Il est utile de découvrir le contexte de sa genèse, contexte que Georges Balandier appelle la situation coloniale. De quoi s'agit-il ?

    « La domination imposée par une minorité "racialement" et "culturellement" différente, au nom d'une supériorité raciale (ou ethnique) et culturelle dogmatiquement affirmée, à une majorité autochtone matériellement inférieure; la mise en rapport de civilisations hétérogènes : une civilisation à machinisme, à économie puissante, à rythme rapide et d'origine chrétienne s'imposant à des civilisations sans techniques complexes, à économie retardée, à rythme lent et radicalement "non chrétiennes"; le caractère antagoniste des relations intervenant entre les deux sociétés qui s'explique par le rôle d'instrument auquel est condamnée la société dominée; la nécessité, pour maintenir la domination, de recourir non seulement à la "force" mais encore à un ensemble de pseudo-justifications et de comportements stéréotypés, etc. »[1].

La situation coloniale met donc en présence deux sociétés. D'une part la société coloniale comprenant les non autochtones dont la fonction est de dominer économiquement, politiquement et spirituellement les autochtones, d'autre part la société colonisée composée des « indigènes » et servant d'instrument économique à la société coloniale.

Au départ cette société colonisée se prévaut d'une identité culturelle propre, elle a ses institutions sociales et religieuses qui seront en jeu dans la coexistence conflictuelle avec la société coloniale.

La conflictivité mettant aux prises les deux univers apparaît dans l'usage par le colonisateur de la force, des pseudo-justifications et des comportements stéréotypés, comme l'indique Balandier. Ces derniers se fondent, quant à eux, sur une image particulière du Noir colonisé [PAGE 13] vu comme un sauvage, un primitif, un païen, le descendant de Cham le maudit, etc. Ainsi fondés ils se matérialisent dans plusieurs mécanismes – humiliations diverses, mépris, coups, insultes, paupérisation – dont l'effet est d'avilir les victimes, de leur ôter le sens de leur dignité et de leur fierté.

Le corollaire de la supériorité dogmatiquement affirmée est donc, chez l'indigène, du fait de l'avilissement radical et continu, un complexe d'infériorité le poussant à percevoir le Blanc colonisateur comme un être supérieur, à la limite divin.

En outre, entre les deux groupes, le dominant et le dominé, se situe un intermédiaire, celui des évolués. Ce sont des indigènes qu'un certain niveau d'intégration sociale et culturelle a rapprochés de l'univers colonial; ils sont « l'élite », ceux qui, étant déjà « civilisés », reçoivent pour mission de collaborer à l'œuvre coloniale et d'élever leurs congénères à « la » civilisation.

En effet c'est à la lumière du manichéisme sociologique opposant Blancs et Noirs qu'il faut comprendre la genèse de la couche des évolués. Jean-Marie Domont fournit des indications utiles dans un ouvrage édifiant portant en exergue ce mot de Léopold II :

    « Le Noir est un frère encore mineur, que le Blanc doit élever jusqu'à lui; qu'il doit élever à des destinées plus humaines et qu'il doit régénérer »[2].
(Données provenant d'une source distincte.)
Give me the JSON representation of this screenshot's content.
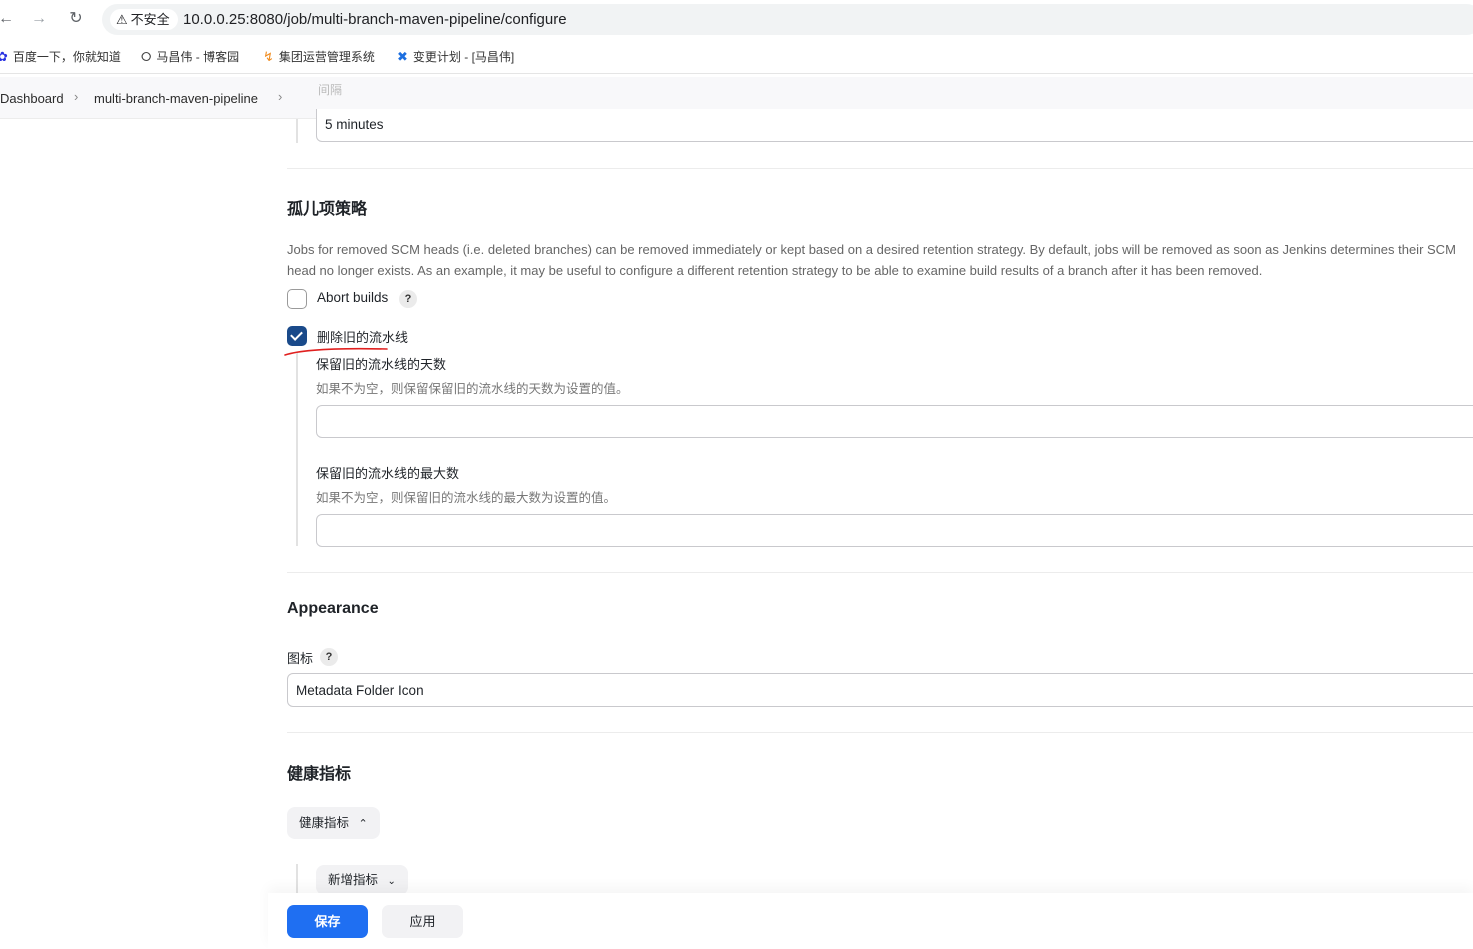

Le triste pédagogue du colonialisme situe la perspective de son ouvrage dans le manichéisme relevé :

    « Les causes de la transformation de la société indigène : ce fut tout d'abord l'action pacificatrice des pionniers, officiers, ingénieurs, artisans qui apportèrent les premiers principes de paix et de justice dans ce pays où l'arbitraire et les coutumes barbares étaient de règle. Simultanément l'évangélisation s'infiltra... la charité rayonna dans le [PAGE 14] cœur de ces hommes frustes qui prirent, peu à peu, conscience de leur valeur et de leur dignité humaine »[3].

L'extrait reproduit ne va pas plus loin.